Der immense Ausbau der LNG-Infrastruktur begann nach Ausbruch des Angriffskriegs Russlands in der Ukraine im Frühjahr 2022. Ursprünglich war das Ziel, bis 2030 mindestens 155 Milliarden Kubikmeter weniger Gas aus Russland zu importieren und unter anderem den Wegfall der Pipeline-Lieferungen über die Ostsee-Leitung Nord Stream 1 zu kompensieren.

Im Jahr 2021 betrug der Gasbedarf der Europäischen Union der Studie zufolge 413 Milliarden Kubikmeter.
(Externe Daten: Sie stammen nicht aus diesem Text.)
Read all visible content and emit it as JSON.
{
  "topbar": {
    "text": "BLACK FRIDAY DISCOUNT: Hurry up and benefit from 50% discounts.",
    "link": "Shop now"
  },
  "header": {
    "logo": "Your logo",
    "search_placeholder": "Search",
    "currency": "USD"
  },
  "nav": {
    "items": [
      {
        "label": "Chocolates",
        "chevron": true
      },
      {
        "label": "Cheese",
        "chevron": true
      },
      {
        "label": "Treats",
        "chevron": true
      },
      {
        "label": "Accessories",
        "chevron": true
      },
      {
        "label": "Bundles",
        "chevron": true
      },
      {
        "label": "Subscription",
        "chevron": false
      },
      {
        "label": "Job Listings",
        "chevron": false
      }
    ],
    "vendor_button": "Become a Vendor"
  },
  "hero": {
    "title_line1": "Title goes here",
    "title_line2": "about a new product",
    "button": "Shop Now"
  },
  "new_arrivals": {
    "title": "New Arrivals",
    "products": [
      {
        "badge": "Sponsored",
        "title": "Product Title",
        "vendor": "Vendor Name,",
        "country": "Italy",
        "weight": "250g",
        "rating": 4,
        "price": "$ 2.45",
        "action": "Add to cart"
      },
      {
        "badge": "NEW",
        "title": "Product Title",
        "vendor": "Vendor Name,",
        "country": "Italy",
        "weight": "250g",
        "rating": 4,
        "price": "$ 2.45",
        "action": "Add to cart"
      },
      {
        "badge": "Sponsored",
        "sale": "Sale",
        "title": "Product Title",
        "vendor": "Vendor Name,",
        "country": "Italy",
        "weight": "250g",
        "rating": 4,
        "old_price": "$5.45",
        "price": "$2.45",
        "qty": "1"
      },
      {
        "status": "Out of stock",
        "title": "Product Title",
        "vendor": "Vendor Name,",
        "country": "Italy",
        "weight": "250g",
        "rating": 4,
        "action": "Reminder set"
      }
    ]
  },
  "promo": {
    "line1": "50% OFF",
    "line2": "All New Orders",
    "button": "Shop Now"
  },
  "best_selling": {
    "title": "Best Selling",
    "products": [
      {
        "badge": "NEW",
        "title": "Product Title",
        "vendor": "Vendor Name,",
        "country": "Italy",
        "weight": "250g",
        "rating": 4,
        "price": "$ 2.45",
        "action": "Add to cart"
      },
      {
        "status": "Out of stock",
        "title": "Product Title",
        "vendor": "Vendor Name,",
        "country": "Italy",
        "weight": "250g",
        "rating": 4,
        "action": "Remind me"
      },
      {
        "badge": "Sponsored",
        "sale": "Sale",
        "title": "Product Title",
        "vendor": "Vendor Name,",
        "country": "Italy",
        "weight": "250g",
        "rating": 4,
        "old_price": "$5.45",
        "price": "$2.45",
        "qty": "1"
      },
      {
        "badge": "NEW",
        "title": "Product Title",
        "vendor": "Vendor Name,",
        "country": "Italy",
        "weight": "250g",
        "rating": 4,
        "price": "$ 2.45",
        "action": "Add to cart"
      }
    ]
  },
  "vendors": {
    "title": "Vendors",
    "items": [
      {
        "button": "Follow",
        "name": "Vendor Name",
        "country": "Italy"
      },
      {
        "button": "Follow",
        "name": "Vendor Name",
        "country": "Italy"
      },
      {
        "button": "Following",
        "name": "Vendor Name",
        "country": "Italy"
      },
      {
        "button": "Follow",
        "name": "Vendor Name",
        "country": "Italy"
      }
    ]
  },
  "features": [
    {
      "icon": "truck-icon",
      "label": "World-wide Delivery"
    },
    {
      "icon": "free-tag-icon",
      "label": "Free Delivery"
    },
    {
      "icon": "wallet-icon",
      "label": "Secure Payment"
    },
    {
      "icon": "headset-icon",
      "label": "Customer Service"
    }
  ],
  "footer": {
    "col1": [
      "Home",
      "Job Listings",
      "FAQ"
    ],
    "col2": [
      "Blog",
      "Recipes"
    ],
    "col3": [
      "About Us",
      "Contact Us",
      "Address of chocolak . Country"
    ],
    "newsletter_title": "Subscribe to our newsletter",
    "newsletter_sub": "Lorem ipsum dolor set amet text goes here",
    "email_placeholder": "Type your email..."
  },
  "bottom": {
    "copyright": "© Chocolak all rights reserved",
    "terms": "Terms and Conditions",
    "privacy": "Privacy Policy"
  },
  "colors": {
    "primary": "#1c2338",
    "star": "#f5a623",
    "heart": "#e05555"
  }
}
Die größten Risiken für ungenutzte LNG-Terminals bestünden in Spanien, Türkei, Großbritannien, Italien und Deutschland. Während Deutschland mit drohenden Überkapazitäten von 9 Milliarden Kubikmetern Erdgas pro Jahr noch relativ gut wegkommt, drohten in Spanien, Türkei und Großbritannien im Jahr 2030 Überkapazitäten von 50, 44 und 40 Milliarden Kubikmeter pro Jahr.

Ana Maria Jaller Makarewicz, Energieanalystin für IEEFA Europe, bezeichnet die Situation als "die teuerste und unnötigste Versicherungspolice der Welt". Europa sei auf dem Weg von einer zuverlässigen Versorgung hin zu Redundanz.

Trotz der Bemühungen, die Abhängigkeit von russischem Gas zu reduzieren, exportiert Russland weiterhin Gas nach Europa – nun verstärkt per LNG. Die größten Importeure von russischem LNG im Jahr 2022 waren Frankreich (7,4 Mrd. Kubikmeter), Spanien (5,2 Mrd. Kubikmeter) und Belgien (3,0 Mrd. Kubikmeter). Im Vergleich zum Vorjahr stiegen die Importe aus Russland in Frankreich und Belgien um 58 Prozent und in Spanien um 50 Prozent.

Die LNG-Importe nach Europa stiegen 2022 im Vergleich zu 2021 um 60 Prozent, vor allem aufgrund der drei größten Exporteure: USA (+143 Prozent), Katar (+23 Prozent) und Russland (+12 Prozent). Die größten Importeure von LNG waren Frankreich (35,7 Mrd. Kubikmeter), Spanien (29,5 Mrd. Kubikmeter) und Großbritannien (26,5 Mrd. Kubikmeter), gefolgt von den Niederlanden, Türkei, Italien und Belgien.